Ce début de millénaire active de nouvelles « indisciplines » unissant arts visuels, arts médiatiques, art action et théorie de l’art. Les technologies numériques en particulier décuplent l’inventivité et les zones-laboratoires entre images, son et textes. Imbriquée parmi l’actuelle culture généralisée des images-écrans, la photographie d’art y oscille entre « réalifictions »2, sculptures photographiques3 et narrativités scénarisées4 pour lesquelles le cadrage et la prise de vues cèdent le pas au montage en postproduction5. On est passé de la chambre noire à l’écran de l’ordinateur.
Hybridité et mystère
À la croisée des genres et des disciplines (photographie, vidéographie, installation et performance), les stupéfiantes images d’Annie Baillargeon font éclore une gestuelle formelle chorégraphiée et des coloris luxuriants par la démultiplication du corps/image de l’artiste en suspension. Son travail récent s’inscrit dans la trame des nouvelles narrativités photographiques.
Ses créations poursuivent la longue lignée des retouches, des photomontages et maintenant des effets virtuels calculés par logiciels interposés. La scénarisation de ces grandes images bidimensionnelles appartient plus à la culture visuelle « ciné » (vidéo et cinéma) et aux mouvances de l’art performance et autres manœuvres qu’aux récits.
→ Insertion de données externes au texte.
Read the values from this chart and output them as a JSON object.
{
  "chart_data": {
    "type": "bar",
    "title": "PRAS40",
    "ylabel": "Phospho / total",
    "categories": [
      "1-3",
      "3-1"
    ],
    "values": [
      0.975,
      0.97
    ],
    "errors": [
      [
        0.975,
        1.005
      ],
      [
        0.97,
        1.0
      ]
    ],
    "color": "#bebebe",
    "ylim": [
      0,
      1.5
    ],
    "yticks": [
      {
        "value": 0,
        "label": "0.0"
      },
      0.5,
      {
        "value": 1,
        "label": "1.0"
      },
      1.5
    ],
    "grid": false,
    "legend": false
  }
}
Par un tel mixte du code visuel propre à l’art action qui sied bien à un imaginaire stigmatisé par le mystère, l’artiste revisite de manière hypermoderne le vénérable genre de l’allégorie.
De l’art action
D’une part, la genèse de chacune des œuvres photographiques d’Annie Baillargeon fait appel à des séances de pose, à des « shootings » dont elle est la matrice comme « actrice ». Ce procédé renoue avec la plateforme initiale des rapports entre photographie et art action, alors que des performeurs comme les Actionnistes viennois (Nitsch, Schwarzkogler, Mühl) flirtaient avec les possibilités expérimentales (et d’analyse) qu’offre la captation photographique de performances avec ou sans public6.
D’autre part, ses grands tirages déploient des espaces incertains de monstration en des mosaïques du corps-matériau de l’artiste, élément parmi d’autres qui définit l’art de la performance7. « Annie B et ses clones variables » s’y déplacent en fragments, comme des poussières d’étoile, en une sorte de film d’animation dont elle est chaque fois la protagoniste. Ce corps démultiplié d’Annie Baillargeon fragmente des performances visuelles chorégraphiées et non des pictogrammes, des calligraphies ou autres écritures, mais des personnages pour une seule image, hors de toute linéarité narrative comme dans une bédé ou un photo-roman, par exemple.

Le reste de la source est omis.